No último sábado, em palestra promovida pela Clam, abordei a crise política que engolfou o governo e o partido do qual se originou. Pessoalmente, embora não descarte o imponderável, acredito que ela ficará mais ou menos no nível em que se encontra, com novas revelações que assombrarão a sociedade, mas circunscritas aos elementos que nela já estão comprometidos.
As CPIs, e mais tarde a Justiça, terão condições para destrinchar o cipoal e punir a corrupção que se instalou no núcleo do poder. Tão logo isso aconteça, a crise tenderá a refluir, normalizando a vida política nacional, apesar dos mortos e feridos que ficarão estendidos pelo caminho.
A verdadeira crise está um furo a cima e tem um nome: Lula. Não quero dizer que ele será arrastado na lama atualmente revolvida. Continuo achando - e creio que a sociedade também pensa assim - que Lula não tem nada a ver diretamente com tudo o que vem acontecendo de lastimável em seu governo.
Mas a crise real está mesmo na incapacidade de Lula de administrar. Dotado de um carisma especial, que o identifica com o cidadão comum, falta-lhe a competência executiva, da qual não tem gosto nem treino.
Distinguiu-se como mediador das alas conflitantes de seu partido, sempre se colocando num limbo em que sua autoridade não podia ser contestada. No mais, delegava a amigos e companheiros uma linha de ação, esperando deles que buscassem os meios para realizá-la.

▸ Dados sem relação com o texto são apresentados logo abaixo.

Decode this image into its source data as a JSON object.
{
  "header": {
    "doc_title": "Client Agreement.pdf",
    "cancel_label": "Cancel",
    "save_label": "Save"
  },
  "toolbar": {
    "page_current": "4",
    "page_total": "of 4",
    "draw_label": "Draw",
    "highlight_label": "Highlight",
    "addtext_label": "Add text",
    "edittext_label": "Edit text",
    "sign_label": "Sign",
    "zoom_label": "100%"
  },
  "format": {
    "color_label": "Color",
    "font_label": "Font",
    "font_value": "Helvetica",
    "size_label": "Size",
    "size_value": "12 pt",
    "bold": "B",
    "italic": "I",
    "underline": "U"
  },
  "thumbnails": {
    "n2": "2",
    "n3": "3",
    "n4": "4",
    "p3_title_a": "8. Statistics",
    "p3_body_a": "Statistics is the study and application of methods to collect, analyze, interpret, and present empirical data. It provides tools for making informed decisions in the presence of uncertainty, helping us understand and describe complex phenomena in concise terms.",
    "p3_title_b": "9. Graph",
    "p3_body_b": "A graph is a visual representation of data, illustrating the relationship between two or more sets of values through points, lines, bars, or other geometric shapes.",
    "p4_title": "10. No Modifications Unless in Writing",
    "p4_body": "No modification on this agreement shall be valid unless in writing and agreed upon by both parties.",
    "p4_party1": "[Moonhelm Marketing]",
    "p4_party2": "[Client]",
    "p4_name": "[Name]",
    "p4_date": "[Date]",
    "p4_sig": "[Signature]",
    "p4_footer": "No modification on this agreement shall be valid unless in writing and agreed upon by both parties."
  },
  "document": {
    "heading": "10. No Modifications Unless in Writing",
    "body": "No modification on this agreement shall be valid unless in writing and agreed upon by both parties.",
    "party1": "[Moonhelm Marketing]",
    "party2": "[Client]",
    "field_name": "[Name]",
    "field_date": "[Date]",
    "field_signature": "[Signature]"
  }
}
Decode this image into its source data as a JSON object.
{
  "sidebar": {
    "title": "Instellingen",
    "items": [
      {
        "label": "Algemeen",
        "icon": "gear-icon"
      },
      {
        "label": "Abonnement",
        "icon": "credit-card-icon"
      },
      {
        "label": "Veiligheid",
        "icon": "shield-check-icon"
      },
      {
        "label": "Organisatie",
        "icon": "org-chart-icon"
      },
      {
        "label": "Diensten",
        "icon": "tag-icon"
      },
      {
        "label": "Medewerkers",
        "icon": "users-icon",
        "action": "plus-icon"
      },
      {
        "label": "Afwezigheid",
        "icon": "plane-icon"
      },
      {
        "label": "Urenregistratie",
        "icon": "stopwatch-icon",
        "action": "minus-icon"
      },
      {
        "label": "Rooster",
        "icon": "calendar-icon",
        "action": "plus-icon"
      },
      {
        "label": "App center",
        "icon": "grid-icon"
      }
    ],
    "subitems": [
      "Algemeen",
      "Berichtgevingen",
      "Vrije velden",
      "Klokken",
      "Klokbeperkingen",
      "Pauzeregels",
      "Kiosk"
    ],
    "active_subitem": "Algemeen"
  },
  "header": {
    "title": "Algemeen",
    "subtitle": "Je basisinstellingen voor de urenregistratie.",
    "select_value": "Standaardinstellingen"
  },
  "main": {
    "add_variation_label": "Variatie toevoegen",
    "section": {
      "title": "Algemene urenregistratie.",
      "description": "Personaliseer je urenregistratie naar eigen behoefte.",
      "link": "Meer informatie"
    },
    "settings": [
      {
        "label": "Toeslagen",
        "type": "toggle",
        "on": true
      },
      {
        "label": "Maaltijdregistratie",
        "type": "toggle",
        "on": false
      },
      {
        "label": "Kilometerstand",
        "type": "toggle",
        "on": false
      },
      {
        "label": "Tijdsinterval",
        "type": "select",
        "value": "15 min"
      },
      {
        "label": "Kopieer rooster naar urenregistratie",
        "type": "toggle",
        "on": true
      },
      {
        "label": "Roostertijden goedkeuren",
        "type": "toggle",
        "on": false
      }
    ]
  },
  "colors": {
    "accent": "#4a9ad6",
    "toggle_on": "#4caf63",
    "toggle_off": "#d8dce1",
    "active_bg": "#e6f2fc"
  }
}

Evidente que não irá adquirir esta capacidade executiva de uma hora para outra. Falta-lhe vocação e gosto para mergulhar no labirinto de uma administração muito mais complexa do que um partido. Aprova ou desaprova pleitos, nomeia e demite auxiliares à medida que é pressionado. A crise de agora é fruto dessa inapetência pelo ofício executivo. E a próxima também o será - e provavelmente mais devastadora.